ある産婦人科医のひとりごと

産婦人科医療のあれこれ。日記など。

研修医の動向、地域格差

2008年07月16日 | 地域医療

今年もまもなく研修医マッチングの選考手続きが始まります。また、2年目の初期研修医達も来年から専門研修(後期研修)をする病院をそろそろ決定しなければならない時期です。

研修医にとっては、勤務病院の待遇改善やQOL(生活の質)ももちろん大切な要素ですが、多くの症例を経験し、基本的な技術や考え方をしっかりと修得できる研修環境が必要です。一つの病院の特殊なやり方だけに染まらず、いくつかの病院で多くの先輩医師のろいろな手技や考え方を学んで、自分を鍛えていく必要があると思います。多くの仲間と一緒に切磋琢磨して、腕を磨いていけるような研修環境が理想的です。
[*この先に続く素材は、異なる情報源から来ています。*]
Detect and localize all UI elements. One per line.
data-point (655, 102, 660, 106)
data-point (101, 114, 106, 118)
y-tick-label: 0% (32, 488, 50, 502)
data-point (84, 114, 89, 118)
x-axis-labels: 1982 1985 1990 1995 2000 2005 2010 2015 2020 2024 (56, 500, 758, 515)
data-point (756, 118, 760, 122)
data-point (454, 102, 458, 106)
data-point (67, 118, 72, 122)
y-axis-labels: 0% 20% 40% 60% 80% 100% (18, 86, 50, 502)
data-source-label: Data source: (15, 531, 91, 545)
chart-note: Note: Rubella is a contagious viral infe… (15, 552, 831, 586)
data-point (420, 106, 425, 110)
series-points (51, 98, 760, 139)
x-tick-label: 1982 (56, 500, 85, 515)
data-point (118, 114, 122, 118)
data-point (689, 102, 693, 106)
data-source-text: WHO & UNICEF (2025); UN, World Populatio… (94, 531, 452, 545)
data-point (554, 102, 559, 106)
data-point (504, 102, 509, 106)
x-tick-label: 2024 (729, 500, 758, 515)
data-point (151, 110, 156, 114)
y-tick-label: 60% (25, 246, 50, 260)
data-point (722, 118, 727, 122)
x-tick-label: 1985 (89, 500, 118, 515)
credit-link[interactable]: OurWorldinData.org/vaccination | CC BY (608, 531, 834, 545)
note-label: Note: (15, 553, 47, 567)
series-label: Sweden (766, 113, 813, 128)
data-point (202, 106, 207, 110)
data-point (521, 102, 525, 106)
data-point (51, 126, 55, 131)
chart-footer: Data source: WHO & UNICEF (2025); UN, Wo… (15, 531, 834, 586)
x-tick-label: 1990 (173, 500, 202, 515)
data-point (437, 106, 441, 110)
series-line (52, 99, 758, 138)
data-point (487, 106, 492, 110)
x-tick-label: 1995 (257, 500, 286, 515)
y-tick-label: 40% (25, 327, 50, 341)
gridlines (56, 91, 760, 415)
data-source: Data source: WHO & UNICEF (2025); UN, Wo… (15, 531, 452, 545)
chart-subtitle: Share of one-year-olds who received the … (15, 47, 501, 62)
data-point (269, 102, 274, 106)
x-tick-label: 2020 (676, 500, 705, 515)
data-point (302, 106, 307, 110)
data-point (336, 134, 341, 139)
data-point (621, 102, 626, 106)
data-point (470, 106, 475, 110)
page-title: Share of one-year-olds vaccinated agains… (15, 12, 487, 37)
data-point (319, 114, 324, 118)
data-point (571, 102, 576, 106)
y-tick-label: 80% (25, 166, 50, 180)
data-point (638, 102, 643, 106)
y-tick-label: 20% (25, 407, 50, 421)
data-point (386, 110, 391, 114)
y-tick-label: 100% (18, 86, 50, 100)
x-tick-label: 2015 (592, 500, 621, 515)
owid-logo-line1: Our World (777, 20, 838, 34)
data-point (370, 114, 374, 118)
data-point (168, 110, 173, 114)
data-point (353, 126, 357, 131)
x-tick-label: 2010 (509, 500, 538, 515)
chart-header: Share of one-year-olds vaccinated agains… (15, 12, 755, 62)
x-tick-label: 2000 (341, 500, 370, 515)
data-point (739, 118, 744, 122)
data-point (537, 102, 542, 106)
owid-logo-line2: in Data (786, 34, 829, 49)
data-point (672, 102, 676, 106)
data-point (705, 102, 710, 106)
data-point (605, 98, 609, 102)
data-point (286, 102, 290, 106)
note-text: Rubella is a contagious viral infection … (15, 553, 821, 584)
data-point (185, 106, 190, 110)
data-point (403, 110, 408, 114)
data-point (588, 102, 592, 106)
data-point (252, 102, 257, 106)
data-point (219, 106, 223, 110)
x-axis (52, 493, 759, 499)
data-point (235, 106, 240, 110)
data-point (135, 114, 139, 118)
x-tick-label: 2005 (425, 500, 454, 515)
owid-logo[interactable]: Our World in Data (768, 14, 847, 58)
いくら医師不足で地方が困っているからと言って、研修環境を全く無視して、研修医をいきなり医療過疎地域に強制配置するようなやり方ではまずいと思います。大学病院と地域基幹病院とが全面的に協力しあって、あせらず長い目で、若い医師たちをじっくりと育てていく必要があると思います。

****** 信濃毎日新聞、2008年7月15日

県内集まらぬ研修医 受け入れ指定28病院「充足率」53% 7施設はゼロ 全国平均下回る

 研修医を受け入れる指定を国から受けた県内の28病院で、募集数に対する受け入れ数を示す「充足率」が本年度、53・9%にとどまり、うち7病院は研修医が1人もいないことが14日、信濃毎日新聞社の調べで分かった。医師が少ないことなどから「自分が望む研修が受けられない」として、医学生が敬遠する例が多いとみられる。研修医不在の病院からは、今後の医師不足につながる恐れを心配する声が出ている。

 県内28病院が受け入れた研修医は、計204人の募集に対し、4月1日現在で計110人。4月の全国の平均充足率の69・4%を下回り、東京(86・7%)とは大きく差が開いている。

 研修医がいない7病院は中信3、南信2、東信1、北信1。1年目の研修医がいないのは10病院、2年目がいないのは9病院に上った。充足率100%は6病院だった。

 医学生は、研修先として複数の病院を希望。財団法人が仲立ちとなって病院との希望を結び付ける「マッチング」で研修先が決まる。ただ、病床数や入院患者などを基に算出される全体の募集数が、医学生の数を上回る「売り手市場」になっており、医学生の希望が大きく左右しているのが現状だ。

 研修医がいない県内の病院の担当者は「指導する医師や症例数が少ない地方病院は、学生にアピールするのに限界がある。研修医が選ばない病院は将来の職場として選択される可能性も低く、東京や県内の大規模病院との差はますます開く」と懸念している。